Write the copy as soon as you can
Lorem ipsum is good filler text. It can also fool you into thinking things are looking okay when they aren’t. If you can write your copy right now, you’ll actually know how it will look and what changes you need to do. I would think that your design is a beautiful way to represent your message and not the other way around, so you should build your design around that message instead of changing the message to fit the design.
Black backgrounds are only cool on your terminal
The web is not a terminal or your favorite text editor. You won’t pull off a black background with green buttons. Use light colors and soft differences for highlights. A white background, a black text color, a link color and some other dominant color are enough for any website. If you need to highlight anything like a hover action or a click, don’t use a different color because you probably won’t know what looks well. Rather use a shade of that same color with a tool like 0to255. A few notches brighter or darker are enough for everything.
Build on top of previous designs
When you do something that doesn’t look well or just looks okay enough, don’t completely trash it. Make sure the skeleton structure is simple enough, and re-use it. When I designed stuff for the first time, after the first solid design I usually let it sit for a couple of weeks. After those, you already “know” the design, and you’ll be more comfortable editing it. I’ll give you an example of a toy project from last summer with the original design and an iteration:
I personally feel the second version got more professional and organized. You can clearly see the first one followed the rules I enumerated. It was simple, white, and with few visible elements. Only after a couple of months did I get comfortable enough with the design to expand on it and reorganize things. Version 2 never actually got online because this was a summer project and, well, summer ended. But we did get lots of compliments on the simpleness of the design and how everything was intuitive.
Where these rules took me
This summer I actually decided to keep devoting some time to design. I enjoy programming but it’s much more fun to program things when you actually have an interface which doesn’t look like crap! Since I’ve been using twitter bootstrap as a starting point for a while now, I’ve kept doing that. To keep motivation up and have some kind of basic quality standard my goal was to make a few themes that would be good enough to sell. Enter wrapbootstrap. I found wrapbootstrap some time ago when it launched, and the designs there were ok. Nowadays the designs are much more polished and the quality has gone up tremendously. I decided to give it a go and started with a simple responsive landing page.
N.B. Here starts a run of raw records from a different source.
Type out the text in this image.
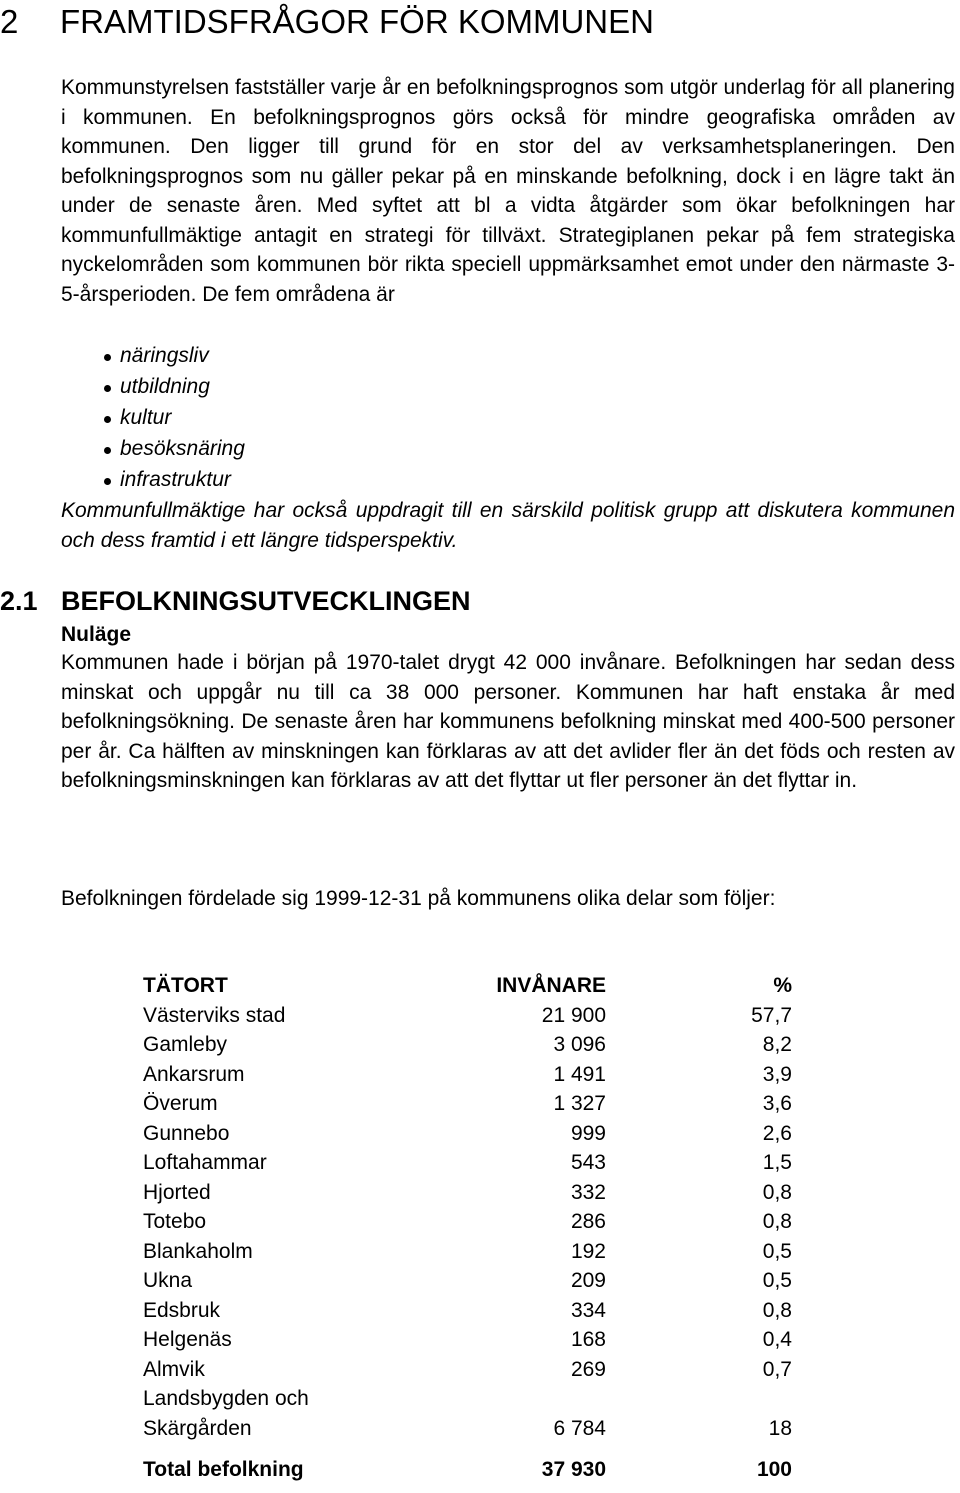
2 FRAMTIDSFRÅGOR FÖR KOMMUNEN

Kommunstyrelsen fastställer varje år en befolkningsprognos som utgör underlag för all planering i kommunen. En befolkningsprognos görs också för mindre geografiska områden av kommunen. Den ligger till grund för en stor del av verksamhetsplaneringen. Den befolkningsprognos som nu gäller pekar på en minskande befolkning, dock i en lägre takt än under de senaste åren. Med syftet att bl a vidta åtgärder som ökar befolkningen har kommunfullmäktige antagit en strategi för tillväxt. Strategiplanen pekar på fem strategiska nyckelområden som kommunen bör rikta speciell uppmärksamhet emot under den närmaste 3-5-årsperioden. De fem områdena är

näringsliv
utbildning
kultur
besöksnäring
infrastruktur

Kommunfullmäktige har också uppdragit till en särskild politisk grupp att diskutera kommunen och dess framtid i ett längre tidsperspektiv.

2.1 BEFOLKNINGSUTVECKLINGEN
Nuläge

Kommunen hade i början på 1970-talet drygt 42 000 invånare. Befolkningen har sedan dess minskat och uppgår nu till ca 38 000 personer. Kommunen har haft enstaka år med befolkningsökning. De senaste åren har kommunens befolkning minskat med 400-500 personer per år. Ca hälften av minskningen kan förklaras av att det avlider fler än det föds och resten av befolkningsminskningen kan förklaras av att det flyttar ut fler personer än det flyttar in.

Befolkningen fördelade sig 1999-12-31 på kommunens olika delar som följer:
TÄTORT	INVÅNARE	%
Västerviks stad	21 900	57,7
Gamleby	3 096	8,2
Ankarsrum	1 491	3,9
Överum	1 327	3,6
Gunnebo	999	2,6
Loftahammar	543	1,5
Hjorted	332	0,8
Totebo	286	0,8
Blankaholm	192	0,5
Ukna	209	0,5
Edsbruk	334	0,8
Helgenäs	168	0,4
Almvik	269	0,7
Landsbygden och		
Skärgården	6 784	18
Total befolkning	37 930	100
This allowed me to get the process straight and I also got into responsive design since those designs seemed to gather more interest (and sales!). It was only a landing page so I kept it simple and finished it quite quickly. I put it up and forgot about it. The day after they went live I got my first sale e-mail, I was ecstatic!
So I devoted some more time and started working on a full business type theme. And I got it done a couple of days later.
I’ve gotten a few sales on each of them which I consider a major win, since I’m actually a programmer posing as a designer. I answered some questions and received a bunch of suggestions from buyers. I think it is really awesome what you can achieve by just working on it. So my final advice for programmers who dismiss design work immediately saying they’ll never not suck is to just keep at it. Look at things from an analytical point of view. Deconstruct design and use the little bits that you like together, and eventually you’ll get to an acceptable level.
And once you’re rich you can hire someone who actually knows what they’re doing!